Oh, how I love to make up a good word now and then.
Today Brad Stone of the New York Times wrote this article about the Internet Safety Technical Task Force's charge to study the extent of threats to childrens' safety on social networks. The task force was lead by the Berkman Center for Internet and Society at Harvard University. This was prompted by parents' fear of child predators' use of sites like myspace and Facebook to target kids.
The report found that bullying among children, both online and offline, was a far greater threat than sexual solicitation of minors by adults online. Don't get me wrong, bullying is a terrible problem and I don't mean to diminish it here. But, I am particularly happy to hear the news about the lack of predators in online communities.
As a mom of 'a certain age' I often hear my peers voice their concerns about allowing their kids to partake in new technologies and online communities. I am not talking about young children, as with any tool or socialization, young kids need to be taught about the dangers and learn appropriate behavior. But there is a hyper-vigilance to 'protect' kids from technology. Facebookanoia.
As I see it, this is their world. For better or worse texting, Facebook, video chat, BBM; these are all the ways in which they communicate. Does it have a downside? Sure. So did the telephone when it first came out. I would bet critics proclaimed the end to true interpersonal relationships with the loss of eye contact and the art of letter writing. But that is evolution.
I find it funny that our generation, the one that has 'been their done that', can be so fearful of change. Yes, it is frightening to think about how technology has changed socialization for our kids. But look at the upside. Facebook has changed the way our kids leave for college. They can meet people online and join groups before they ever step foot on campus. Many choose a roommate and start connecting long before they drop their bags in the tiny dorm room they will share. They can keep in touch with friends, yes and even parents, far away with video chat; making the world seem smaller and their loved ones closer.
Not so bad when I put it that way, right?

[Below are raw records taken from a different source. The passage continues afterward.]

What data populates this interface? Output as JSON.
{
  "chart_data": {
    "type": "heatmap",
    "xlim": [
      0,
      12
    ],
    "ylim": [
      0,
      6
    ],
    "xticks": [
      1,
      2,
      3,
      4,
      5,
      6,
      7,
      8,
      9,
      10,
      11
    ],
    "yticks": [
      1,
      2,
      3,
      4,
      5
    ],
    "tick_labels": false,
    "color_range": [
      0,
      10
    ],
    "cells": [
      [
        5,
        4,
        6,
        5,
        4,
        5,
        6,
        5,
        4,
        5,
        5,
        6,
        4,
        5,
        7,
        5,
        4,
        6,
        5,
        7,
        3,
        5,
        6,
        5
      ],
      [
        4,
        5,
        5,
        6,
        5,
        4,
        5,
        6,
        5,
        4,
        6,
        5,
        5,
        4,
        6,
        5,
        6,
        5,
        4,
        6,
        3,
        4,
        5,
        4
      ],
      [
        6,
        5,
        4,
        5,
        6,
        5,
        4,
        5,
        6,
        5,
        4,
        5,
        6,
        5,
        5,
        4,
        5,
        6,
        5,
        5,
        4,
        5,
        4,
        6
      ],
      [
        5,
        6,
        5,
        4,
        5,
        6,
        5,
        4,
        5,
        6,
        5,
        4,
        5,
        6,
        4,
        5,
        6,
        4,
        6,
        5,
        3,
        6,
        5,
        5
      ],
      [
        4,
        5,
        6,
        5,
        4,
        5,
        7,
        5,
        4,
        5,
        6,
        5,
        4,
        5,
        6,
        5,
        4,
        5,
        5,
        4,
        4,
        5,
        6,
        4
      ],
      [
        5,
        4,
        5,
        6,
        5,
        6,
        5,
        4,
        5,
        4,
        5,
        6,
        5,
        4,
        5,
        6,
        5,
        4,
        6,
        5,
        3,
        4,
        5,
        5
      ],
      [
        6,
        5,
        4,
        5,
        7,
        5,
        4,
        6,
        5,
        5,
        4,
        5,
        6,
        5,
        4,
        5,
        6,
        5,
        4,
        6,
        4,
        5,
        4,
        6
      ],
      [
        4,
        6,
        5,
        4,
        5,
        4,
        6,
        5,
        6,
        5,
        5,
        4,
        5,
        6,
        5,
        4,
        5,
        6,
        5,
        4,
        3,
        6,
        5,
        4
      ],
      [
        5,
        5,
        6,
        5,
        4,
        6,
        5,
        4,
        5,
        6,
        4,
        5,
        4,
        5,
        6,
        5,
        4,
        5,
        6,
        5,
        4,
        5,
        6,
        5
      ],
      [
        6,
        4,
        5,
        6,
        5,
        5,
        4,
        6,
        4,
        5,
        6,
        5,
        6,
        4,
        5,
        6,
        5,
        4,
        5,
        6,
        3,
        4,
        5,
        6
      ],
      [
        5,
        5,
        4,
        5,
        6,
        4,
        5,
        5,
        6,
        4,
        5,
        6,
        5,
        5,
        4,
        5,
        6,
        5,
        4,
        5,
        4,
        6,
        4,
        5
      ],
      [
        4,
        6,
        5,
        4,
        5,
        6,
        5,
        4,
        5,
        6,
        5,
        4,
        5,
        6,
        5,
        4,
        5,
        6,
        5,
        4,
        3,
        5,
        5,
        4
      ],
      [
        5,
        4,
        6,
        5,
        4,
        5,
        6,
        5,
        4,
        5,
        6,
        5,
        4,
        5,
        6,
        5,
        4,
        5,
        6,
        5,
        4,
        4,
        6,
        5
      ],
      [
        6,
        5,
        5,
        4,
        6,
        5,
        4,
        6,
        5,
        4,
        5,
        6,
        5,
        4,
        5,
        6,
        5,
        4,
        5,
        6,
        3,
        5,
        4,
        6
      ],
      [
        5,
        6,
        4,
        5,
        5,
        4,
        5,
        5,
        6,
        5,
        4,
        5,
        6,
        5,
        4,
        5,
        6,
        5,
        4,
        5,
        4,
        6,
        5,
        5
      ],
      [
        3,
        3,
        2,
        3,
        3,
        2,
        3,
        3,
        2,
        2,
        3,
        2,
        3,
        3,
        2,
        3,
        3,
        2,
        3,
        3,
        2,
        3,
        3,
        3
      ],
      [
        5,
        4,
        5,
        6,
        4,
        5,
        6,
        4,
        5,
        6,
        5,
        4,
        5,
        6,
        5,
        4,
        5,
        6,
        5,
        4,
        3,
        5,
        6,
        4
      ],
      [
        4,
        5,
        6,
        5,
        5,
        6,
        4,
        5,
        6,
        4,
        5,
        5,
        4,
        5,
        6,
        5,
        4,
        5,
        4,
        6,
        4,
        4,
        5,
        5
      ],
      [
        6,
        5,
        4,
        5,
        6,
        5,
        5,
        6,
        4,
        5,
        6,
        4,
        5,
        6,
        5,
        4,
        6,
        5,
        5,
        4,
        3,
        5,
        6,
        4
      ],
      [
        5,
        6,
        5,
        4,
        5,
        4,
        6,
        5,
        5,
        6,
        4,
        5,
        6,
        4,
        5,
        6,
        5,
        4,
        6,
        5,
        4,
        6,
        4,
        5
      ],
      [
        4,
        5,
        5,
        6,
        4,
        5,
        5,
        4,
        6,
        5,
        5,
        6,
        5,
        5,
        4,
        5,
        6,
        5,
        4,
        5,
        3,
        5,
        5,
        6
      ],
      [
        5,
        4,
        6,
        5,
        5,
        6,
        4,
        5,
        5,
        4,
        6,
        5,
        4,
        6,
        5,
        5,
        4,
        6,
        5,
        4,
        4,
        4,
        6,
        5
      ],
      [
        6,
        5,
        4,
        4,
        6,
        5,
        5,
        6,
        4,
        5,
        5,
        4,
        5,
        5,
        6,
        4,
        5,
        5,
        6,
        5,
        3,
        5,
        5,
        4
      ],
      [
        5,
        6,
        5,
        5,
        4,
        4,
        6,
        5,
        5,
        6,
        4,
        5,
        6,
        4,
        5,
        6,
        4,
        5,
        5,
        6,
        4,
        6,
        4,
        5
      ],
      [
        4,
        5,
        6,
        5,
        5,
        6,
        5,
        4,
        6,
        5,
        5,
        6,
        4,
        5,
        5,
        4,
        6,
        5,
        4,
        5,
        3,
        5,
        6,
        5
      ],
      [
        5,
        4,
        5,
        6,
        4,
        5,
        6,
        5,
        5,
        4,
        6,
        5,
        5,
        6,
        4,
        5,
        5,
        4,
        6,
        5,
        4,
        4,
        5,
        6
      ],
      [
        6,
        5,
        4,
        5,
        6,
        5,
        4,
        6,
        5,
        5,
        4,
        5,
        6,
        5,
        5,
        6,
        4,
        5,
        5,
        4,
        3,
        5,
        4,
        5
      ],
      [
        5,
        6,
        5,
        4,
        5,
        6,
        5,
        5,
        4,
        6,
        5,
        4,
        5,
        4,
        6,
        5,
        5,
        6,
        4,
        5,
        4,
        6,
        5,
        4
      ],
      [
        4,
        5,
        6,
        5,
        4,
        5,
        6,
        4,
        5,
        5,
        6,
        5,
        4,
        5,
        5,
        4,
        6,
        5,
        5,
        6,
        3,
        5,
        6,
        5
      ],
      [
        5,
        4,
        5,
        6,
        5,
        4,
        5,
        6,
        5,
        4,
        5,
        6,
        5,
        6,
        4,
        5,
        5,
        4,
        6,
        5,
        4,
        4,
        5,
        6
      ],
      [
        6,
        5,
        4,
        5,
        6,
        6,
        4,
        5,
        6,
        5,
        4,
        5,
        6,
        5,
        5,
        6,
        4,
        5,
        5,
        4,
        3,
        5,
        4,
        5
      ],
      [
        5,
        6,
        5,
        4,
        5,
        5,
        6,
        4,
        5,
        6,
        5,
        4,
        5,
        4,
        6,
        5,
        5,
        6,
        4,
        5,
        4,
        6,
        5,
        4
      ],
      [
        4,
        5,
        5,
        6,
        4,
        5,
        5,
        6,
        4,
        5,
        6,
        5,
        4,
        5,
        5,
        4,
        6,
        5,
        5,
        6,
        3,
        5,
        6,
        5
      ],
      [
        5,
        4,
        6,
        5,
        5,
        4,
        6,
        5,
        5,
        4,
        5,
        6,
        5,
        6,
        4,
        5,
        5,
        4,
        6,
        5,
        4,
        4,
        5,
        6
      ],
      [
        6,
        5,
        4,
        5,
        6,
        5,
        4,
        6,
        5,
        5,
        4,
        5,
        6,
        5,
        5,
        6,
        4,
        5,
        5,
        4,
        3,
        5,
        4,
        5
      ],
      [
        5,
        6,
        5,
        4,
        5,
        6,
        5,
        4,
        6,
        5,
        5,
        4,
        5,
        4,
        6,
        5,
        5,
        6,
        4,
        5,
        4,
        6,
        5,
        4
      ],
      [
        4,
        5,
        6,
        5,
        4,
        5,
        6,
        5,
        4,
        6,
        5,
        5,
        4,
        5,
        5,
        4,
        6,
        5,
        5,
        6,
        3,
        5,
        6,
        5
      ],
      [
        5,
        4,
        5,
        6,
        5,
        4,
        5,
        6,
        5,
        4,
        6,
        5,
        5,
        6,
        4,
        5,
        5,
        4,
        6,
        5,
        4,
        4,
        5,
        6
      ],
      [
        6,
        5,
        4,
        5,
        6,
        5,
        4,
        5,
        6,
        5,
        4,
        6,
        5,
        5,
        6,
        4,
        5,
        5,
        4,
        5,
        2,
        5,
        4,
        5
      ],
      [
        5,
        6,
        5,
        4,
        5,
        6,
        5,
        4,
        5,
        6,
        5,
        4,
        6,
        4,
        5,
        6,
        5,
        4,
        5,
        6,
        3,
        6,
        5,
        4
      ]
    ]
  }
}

I will leave you with this quote from John Cardillo, chief executive of Sentinal Holding which maintains a sex offender database and was part of the task force, "This [study] shows that social networks are not these horribly bad neighborhoods on the Internet. Social networks are very much like real-word communities that are comprised mostly of good people who are there for the right reasons."
Ok, that is a bit of a stretch. But look at all of us. A bunch of mid-century modern moms, blogging away. We are like the poster moms for social networking!